As mentioned before, during this safety inspection, it is found that the IP address of the visual disaster prevention online monitoring system of an overhead high-voltage transmission line belongs to the Philippines, which is mainly responsible for the monitoring and alarm functions of the high-voltage transmission line. Although the name of the subordinate unit of the system cannot be verified, if the system does belong to a unit in China, the sensitive data of the key infrastructure is stored in the overseas server, there is a potential risk of data leakage, which needs to be paid enough attention by the regulatory authorities.

Figure 16 landing interface of visual disaster prevention online monitoring system for an overhead high voltage transmission line

As we are trying to carry out safety inspection work for a certain industry for the first time, we are short of time, manpower and experience, and there are still many shortcomings in this safety inspection work. First of all, the data provided by the detection system is not complete, and our screening strategy is relatively rough, so there may be a large number of missing systems without security checks. This will be improved in our next inspection. Secondly, due to the number and ability of the safety inspection team, our inspection results are not complete. Many target systems that have not found problems can only be said to be relatively safe. They need to continue to carry out safety self-examination and safety inspection, and constantly find and solve problems, so as to fundamentally improve their safety protection level and safety.

Through this safety inspection, we believe that it is not only necessary but also feasible to carry out safety inspection for the networking system of each key infrastructure.
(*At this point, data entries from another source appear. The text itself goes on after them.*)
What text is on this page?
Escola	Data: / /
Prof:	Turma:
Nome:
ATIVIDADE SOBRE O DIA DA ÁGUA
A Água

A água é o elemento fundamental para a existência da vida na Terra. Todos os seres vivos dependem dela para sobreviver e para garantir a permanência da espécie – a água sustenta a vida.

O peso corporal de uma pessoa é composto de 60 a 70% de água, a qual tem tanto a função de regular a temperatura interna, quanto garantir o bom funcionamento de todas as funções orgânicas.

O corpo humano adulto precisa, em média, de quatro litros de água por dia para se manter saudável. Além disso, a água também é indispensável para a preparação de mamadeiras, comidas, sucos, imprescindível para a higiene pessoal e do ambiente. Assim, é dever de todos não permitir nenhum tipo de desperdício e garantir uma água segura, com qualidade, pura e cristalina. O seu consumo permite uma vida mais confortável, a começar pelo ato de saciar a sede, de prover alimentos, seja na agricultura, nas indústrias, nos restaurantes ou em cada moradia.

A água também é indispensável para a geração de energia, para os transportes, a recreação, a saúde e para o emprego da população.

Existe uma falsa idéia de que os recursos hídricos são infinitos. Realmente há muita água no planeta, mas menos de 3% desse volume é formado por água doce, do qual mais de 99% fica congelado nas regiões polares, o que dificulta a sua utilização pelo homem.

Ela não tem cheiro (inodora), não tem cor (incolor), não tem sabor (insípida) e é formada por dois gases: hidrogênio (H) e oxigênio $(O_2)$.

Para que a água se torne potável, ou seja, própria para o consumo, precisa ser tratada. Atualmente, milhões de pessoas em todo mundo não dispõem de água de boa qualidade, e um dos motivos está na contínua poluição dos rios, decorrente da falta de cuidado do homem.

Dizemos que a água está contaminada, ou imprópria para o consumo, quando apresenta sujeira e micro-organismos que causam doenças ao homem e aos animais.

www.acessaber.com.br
Therefore, we suggest that:

1. National competent departments, such as the central network information office, the Ministry of industry and information technology and the competent departments of various industries, should pay enough attention to the network system security of key infrastructure industries, and carry out the security inspection work as a daily task and means.

2. The operation units of key infrastructure shall be responsible for the network security of the operation system they are responsible for. It is necessary to disburse in the security operation and maintenance, and start to establish a security team to make a network security emergency response plan. For the web system of networking production, regular security self inspection shall be carried out, including vulnerability scanning, malicious code detection and artificial penetration test.